7) During designing of functionality: Keep it Simple. It's already complex enough to manage, deploy and maintain.

The conclusion I had from these web cast:

It is Near Real Time.

It's all about partitioning of data. These quotes did realize me that we still are thinking to traditional in the way we are developing applications. Think in big numbers.

Monday, October 6, 2008

The difference between solutions from a technical perspective and from a user perspective.

In my daily work I have seen a lot of applications which are brilliant applications from a functional point of view. However, they are build from a technical point of view. What I mean, the application is doing what is should do, but it is not an 'easy to use' application for the standard user. When I test software, I try to test as a user with no affinity for technology. These users uses the software to do their job, not because they like to know all features of the software. For these users, software is like car. They have a driver license and need to drive from A to B. The car should always start and bring them from A to B. Without the need to have knowledge about how the engine is working.

I uses 2 different people in my direct environment as reflection point:
1) My wife. She is graduated at the university but has no affinity with technology. She always stick to the default. She is afraid to do something wrong if she make changes to the default settings. Most settings are to complex, she has no idea what the impact is of changing these settings.
2) My father. He start using a PC 25 years ago with the spreadsheet program VisiCalc. He uses VisiCalc because it saves him time to make financial reports and estimates for his boss. Later on he uses Lotus 123 and currently Excel. However he is still a user and not interested in advanced features. I got a lot of phone calls to assist him with his computer, printer, wireless router and even in Excel.

They both do their job very well and need to use the PC to do their job. When I got question of them I asked my self the question: Why are they asking this question? Why is the software not clear? How can we avoid this kind of questions? Be very critical to yourself to understand the root cause of the question. When I answered these kind of questions I understand why they ask these questions. In most of the situations the application is build from a technical perspective instead of a user perspective.

Example: My father creates an email with some pictures of my son. The email is send but he got an email from my internet provider: The email you send to to big to deliver. My father does not know what to do and pick's up the phone to call me. He has 2 questions: What did I wrong? How can I send the pictures to you? The technical solution is simple, resize the pictures in the email from 3 Mb to 50 Kb. This will make the email small enough to be send successfully. From a user perspective you can ask next questions:

How does my father know when a email message is to big?
How does my father know that you can resize a picture to a smaller format?
How does my father know how to resize a picture?

What can be a solution:
1) Explain the user what the maximum size of an email is and redirect the user to an help file in which is explained how to resize pictures.
2) Resize pictures in emails automatically to a small format before sending. In 95% of the situations, pictures are send for viewing and not for printing. So a resized picture is enough.

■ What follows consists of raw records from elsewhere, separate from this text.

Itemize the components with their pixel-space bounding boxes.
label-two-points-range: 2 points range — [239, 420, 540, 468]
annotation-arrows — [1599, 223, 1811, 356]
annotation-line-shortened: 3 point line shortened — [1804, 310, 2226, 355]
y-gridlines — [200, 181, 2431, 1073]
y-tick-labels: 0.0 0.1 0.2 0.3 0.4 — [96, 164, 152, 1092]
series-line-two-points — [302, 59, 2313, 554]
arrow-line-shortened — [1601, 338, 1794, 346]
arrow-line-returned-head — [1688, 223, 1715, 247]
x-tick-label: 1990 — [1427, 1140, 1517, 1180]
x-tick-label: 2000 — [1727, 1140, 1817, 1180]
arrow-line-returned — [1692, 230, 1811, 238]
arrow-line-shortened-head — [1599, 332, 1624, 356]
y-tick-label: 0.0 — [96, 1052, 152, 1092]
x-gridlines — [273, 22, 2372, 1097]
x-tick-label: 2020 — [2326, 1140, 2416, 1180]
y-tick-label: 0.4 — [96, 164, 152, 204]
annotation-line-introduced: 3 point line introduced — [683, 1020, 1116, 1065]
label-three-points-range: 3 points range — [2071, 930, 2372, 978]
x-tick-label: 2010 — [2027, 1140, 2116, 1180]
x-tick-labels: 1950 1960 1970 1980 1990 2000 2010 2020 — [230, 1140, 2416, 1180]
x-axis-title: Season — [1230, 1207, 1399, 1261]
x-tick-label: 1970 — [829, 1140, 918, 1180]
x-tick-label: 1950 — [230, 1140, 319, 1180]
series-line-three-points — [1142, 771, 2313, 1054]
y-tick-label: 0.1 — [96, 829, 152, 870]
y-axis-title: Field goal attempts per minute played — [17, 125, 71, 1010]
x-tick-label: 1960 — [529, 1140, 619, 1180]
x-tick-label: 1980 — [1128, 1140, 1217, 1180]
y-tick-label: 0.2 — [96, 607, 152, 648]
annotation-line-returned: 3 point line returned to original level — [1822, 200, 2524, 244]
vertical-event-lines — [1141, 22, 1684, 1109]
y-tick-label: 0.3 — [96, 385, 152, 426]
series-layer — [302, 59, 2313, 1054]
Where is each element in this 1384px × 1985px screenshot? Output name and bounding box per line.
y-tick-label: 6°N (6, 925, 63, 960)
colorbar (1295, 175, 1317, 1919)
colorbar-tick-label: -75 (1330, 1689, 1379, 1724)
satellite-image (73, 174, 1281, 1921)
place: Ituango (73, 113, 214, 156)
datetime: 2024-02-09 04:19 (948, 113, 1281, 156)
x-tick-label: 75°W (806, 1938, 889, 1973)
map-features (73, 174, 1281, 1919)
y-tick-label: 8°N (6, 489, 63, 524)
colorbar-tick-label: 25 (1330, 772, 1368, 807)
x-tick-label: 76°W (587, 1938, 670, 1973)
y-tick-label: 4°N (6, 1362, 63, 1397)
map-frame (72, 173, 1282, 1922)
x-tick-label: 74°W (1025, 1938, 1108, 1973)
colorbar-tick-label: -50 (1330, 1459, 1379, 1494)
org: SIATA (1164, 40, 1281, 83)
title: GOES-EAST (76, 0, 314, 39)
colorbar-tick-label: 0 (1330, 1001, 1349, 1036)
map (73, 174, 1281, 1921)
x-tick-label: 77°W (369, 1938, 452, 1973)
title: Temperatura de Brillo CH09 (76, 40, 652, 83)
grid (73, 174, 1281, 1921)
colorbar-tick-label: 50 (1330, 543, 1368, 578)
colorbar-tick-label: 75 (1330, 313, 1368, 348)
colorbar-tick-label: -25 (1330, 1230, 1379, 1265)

Solution 1 is a technical solution, in some situations it will work but still it can be complex for people like my father.

Solution 2 is a solution from a user perspective. My father is not aware that the pictures are resized. He is happy that the pictures of my son are send successfully.

When thinking about the solution you should be VERY critical to find the root cause of the situation. In this case: Why do people attach pictures to emails? Is it for printing or for viewing. In this case I think for 95% for viewing. So 95% of the situations a resized picture is acceptable. From a user perspective the supplier of the email software should improve his software to resize picture automatically and send the original file size if requested by the user.